The products in the middle region are the products with good PDiscrimination. To the far left, we have the products with high PDissemination, which are products with high dissemination and, therefore, low discriminative power. To the far right, we have the products with low PDissemination, which are products with high discriminatory factors but which may have low PImpact, so the user segments would not be meaningful. To investigate this possible correlation, we need to examine the number of engagements for these low PDissemination products. In our dataset, the volume of engagements positively correlates with a number of user segments (Pearson's rs = 0.93, p < 0.05), so if the exact number of interactions for each product was not available, we could directly use the number of user segments.
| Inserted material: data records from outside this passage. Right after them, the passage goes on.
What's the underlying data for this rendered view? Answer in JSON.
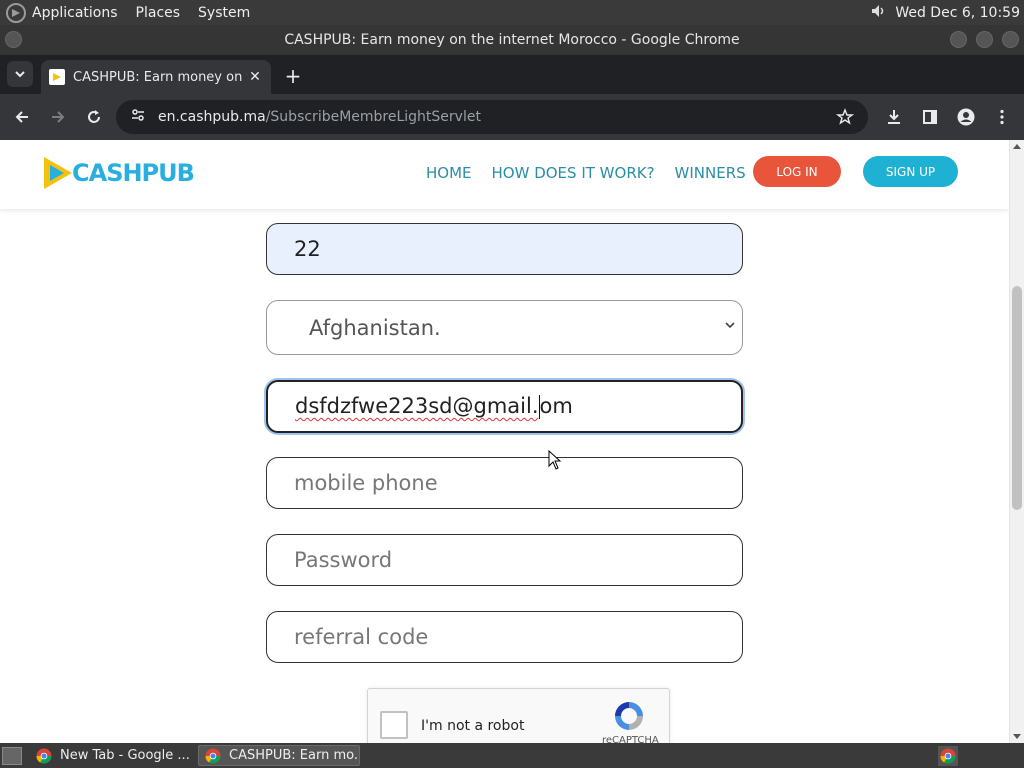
{
  "os_panel": {
    "menus": [
      "Applications",
      "Places",
      "System"
    ],
    "clock": "Wed Dec  6, 10:59"
  },
  "window": {
    "title": "CASHPUB: Earn money on the internet Morocco - Google Chrome"
  },
  "browser": {
    "tab_title": "CASHPUB: Earn money on the internet Morocco",
    "url_host": "en.cashpub.ma",
    "url_path": "/SubscribeMembreLightServlet"
  },
  "site": {
    "brand": "CASHPUB",
    "nav": [
      "HOME",
      "HOW DOES IT WORK?",
      "WINNERS"
    ],
    "login_label": "LOG IN",
    "signup_label": "SIGN UP",
    "colors": {
      "brand": "#29aee0",
      "login": "#e9553a",
      "signup": "#1fb1d4",
      "nav": "#2a8ea6"
    }
  },
  "form": {
    "age_value": "22",
    "country_selected": "Afghanistan.",
    "email_before_caret": "dsfdzfwe223sd@gmail.",
    "email_after_caret": "om",
    "mobile_placeholder": "mobile phone",
    "password_placeholder": "Password",
    "referral_placeholder": "referral code",
    "captcha_label": "I'm not a robot",
    "captcha_brand": "reCAPTCHA"
  },
  "taskbar": {
    "tasks": [
      "New Tab - Google ...",
      "CASHPUB: Earn mo..."
    ]
  }
}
We first factor out products with very PDissemination. We identify products with a high PDissemination using the second derivative approach for local extremes, which is a form of the angle method for detecting elbows (Zhao, Xu, & Fränti, 2008). A second derivative test is an approach for determining whether a critical point is a relative minimum or a maximum. The second derivative returns the slope of the curve at any point on a plot. If the second derivative is positive at a point, the plot is concave up, and if negative at a point, the graph is concave down. The second derivative will be zero at an inflection point if the plot is continuous; otherwise, an inflection plot can be where the slope of the curve change

Using our second derivative-based approach, we identify

τU to be equal to or greater than a PDissemination. of 0.004. This results in 9 products (0.19% of all products) being removed, representing 13.5% of the total interactions;

τL to be equal to or less than a PImpact of 0.0001. This results in 751 products (16.14% of all products) being removed, representing 0.31% of the total interactions.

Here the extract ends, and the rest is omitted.